Tip of the Day: “We are positive on Asia ex-Japan, and to a lesser extent, emerging markets more generally. Asia is particularly vulnerable to a worsening of the coronavirus crisis. However, longer term, it should be a prime beneficiary of an upturn in global manufacturing activity and should more than recapture any short-term losses. Its relatively cheap valuations also remain a long term attraction,” said Kingswood, UK-based wealth manager, while adding that they were “cautious” on the US and “not overly keen on continental Europe.”

Asian markets rallied on expectations Beijing would intervene and stimulate the world’s second-biggest economy even as the human toll of the coronavirus outbreak continued to climb – the infected cases tally neared 24,000 with deaths mounting close to the 500 mark. An opinion piece in state-backed Securities Times said counter-cyclical measures would iron out short-term fluctuations in the economy.

The measures are being unveiled even as a growing number of analysts are cutting their growth forecasts for the world’s second-biggest economy. UBS said: “We downgraded China’s 2020 GDP growth forecast to 5.4% (from 6%).

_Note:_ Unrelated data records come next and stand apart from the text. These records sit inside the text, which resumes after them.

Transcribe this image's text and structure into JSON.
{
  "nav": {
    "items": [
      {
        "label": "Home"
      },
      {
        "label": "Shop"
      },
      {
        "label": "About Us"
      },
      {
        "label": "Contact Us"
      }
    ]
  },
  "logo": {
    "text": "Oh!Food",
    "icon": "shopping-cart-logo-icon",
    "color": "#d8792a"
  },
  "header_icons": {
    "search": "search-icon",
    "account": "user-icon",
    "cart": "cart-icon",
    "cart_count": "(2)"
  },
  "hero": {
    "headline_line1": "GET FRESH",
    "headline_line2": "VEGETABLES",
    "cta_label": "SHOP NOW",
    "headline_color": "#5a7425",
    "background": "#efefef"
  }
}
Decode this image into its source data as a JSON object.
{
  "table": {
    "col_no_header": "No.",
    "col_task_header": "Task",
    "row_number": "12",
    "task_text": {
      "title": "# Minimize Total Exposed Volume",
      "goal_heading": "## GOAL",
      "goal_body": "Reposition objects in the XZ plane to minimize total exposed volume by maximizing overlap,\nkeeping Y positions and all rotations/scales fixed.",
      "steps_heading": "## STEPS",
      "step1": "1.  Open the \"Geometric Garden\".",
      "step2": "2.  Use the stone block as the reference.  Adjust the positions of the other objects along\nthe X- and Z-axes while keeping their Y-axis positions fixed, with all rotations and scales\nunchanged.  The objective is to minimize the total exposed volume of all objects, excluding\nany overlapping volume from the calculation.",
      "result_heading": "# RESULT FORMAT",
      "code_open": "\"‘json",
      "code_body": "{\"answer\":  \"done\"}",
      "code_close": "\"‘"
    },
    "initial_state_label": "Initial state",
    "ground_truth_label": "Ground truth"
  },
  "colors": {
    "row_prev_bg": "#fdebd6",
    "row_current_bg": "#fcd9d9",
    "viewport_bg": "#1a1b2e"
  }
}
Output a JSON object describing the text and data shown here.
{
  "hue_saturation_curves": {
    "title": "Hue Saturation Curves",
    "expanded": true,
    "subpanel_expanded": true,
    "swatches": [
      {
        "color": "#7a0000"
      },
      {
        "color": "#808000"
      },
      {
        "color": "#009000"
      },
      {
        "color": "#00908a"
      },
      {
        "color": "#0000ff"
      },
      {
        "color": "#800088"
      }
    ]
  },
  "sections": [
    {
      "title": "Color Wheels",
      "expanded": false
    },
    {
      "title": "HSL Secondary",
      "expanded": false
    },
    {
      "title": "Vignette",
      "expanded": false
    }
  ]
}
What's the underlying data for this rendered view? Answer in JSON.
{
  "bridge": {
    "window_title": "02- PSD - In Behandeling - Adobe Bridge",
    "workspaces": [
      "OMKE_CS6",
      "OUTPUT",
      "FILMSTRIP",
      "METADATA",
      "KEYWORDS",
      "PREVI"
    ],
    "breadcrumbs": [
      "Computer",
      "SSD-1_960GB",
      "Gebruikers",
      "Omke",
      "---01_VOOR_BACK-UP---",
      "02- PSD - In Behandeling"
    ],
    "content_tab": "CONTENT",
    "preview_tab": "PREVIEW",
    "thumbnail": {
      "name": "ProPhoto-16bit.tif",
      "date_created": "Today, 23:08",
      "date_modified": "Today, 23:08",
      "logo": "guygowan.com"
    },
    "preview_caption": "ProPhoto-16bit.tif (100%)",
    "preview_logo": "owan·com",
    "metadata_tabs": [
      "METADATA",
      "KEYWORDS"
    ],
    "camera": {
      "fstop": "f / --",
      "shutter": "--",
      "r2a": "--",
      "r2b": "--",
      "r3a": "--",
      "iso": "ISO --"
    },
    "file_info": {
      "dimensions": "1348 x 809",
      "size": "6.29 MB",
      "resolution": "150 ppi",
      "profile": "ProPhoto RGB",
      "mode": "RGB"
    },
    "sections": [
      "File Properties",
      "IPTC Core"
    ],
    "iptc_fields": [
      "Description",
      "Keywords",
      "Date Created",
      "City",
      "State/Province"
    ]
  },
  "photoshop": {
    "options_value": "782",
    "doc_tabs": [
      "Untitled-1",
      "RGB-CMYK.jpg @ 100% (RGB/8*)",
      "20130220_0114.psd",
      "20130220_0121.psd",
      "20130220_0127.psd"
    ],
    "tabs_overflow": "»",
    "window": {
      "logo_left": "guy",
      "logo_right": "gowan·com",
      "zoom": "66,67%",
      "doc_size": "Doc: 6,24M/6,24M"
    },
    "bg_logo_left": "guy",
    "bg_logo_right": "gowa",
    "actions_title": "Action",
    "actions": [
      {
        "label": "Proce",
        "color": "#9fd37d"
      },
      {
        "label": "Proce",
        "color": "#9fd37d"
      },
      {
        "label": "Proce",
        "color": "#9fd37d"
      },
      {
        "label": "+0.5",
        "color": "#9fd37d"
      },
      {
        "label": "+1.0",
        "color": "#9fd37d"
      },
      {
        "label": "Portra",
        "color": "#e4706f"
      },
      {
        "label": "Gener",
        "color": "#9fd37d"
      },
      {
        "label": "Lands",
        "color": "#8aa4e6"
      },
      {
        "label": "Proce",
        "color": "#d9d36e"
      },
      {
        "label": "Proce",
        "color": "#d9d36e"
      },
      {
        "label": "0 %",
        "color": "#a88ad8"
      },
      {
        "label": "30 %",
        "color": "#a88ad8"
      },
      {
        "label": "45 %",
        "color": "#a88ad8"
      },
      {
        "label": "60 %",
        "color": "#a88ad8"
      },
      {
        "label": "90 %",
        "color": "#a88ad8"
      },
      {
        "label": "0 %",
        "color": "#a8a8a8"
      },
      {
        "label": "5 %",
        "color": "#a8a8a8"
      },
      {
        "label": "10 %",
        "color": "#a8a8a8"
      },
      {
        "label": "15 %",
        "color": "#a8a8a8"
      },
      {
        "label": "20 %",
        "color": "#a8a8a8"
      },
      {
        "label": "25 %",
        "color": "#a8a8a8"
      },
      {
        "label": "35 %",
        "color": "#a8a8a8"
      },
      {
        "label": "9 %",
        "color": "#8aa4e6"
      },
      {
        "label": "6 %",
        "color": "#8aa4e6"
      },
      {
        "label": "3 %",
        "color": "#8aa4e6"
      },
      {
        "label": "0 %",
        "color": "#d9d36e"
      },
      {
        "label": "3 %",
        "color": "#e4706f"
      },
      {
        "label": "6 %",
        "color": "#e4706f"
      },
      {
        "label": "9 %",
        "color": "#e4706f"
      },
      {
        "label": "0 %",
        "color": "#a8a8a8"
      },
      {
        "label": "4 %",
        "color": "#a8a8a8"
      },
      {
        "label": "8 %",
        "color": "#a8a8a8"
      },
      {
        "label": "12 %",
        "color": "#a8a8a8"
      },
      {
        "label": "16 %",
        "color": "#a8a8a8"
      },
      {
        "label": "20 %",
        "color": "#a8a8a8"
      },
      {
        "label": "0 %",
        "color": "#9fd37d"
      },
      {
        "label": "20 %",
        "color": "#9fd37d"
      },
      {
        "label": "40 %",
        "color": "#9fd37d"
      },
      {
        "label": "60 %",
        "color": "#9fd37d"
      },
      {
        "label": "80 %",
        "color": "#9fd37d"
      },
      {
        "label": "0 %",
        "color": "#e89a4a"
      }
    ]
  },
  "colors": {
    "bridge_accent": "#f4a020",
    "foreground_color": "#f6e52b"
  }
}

The risk to our forecast is biased on the downside.” DBS Bank said real GDP growth in 2020 will likely be 5.3%, lower than their initial projection of 5.8%. Meanwhile, China’s Ministry of Commerce said it is making relaxations in its import rules to allow the control of the outbreak and prevent its spread.

The MSCI Asia-Pacific ex-Japan index rose 0.3%, Australia’s S&P ASX 200 climbed 0.4% and the Nikkei 225 jumped 1.1%. Hong Kong’s Hang Seng benchmark jumped 0.42% as basic materials, consumer cyclicals and healthcare shares drove gains.

It’s not just the Chinese authorities who are rolling out supportive measures. Singapore and Thailand also indicated there could be more easing down the road.

The Singapore dollar weakened after the country’s central bank issued a statement it had enough room for easing its monetary policy to combat economic weakness from the coronavirus.

There is sufficient room within the policy band to accommodate an easing of the Singapore Dollar Nominal Effective Exchange Rate (S$NEER) in line with the weakening of economic conditions as a result of the outbreak of the 2019 novel coronavirus (2019-nCoV) in China and other countries, including Singapore,” the central bank said.

The Thai baht also fell after the central bank shocked the market with an unexpected rate cut.

“We don’t know how long it will take before the coronavirus is brought under control, but based on the assumption that it will not be until Q2 at the earliest before the situation returns to normal, we think further easing is likely. We have penciled in a further 25bp cut for the BoT’s meeting on 25th March,” said Capital Economics in a note after the Bank of Thailand (BoT) decision.

European shares are trading higher with the Stoxx Europe 600 Index up 0.7% and S&P futures, 0.6% higher, indicating a firm start at Wall Street.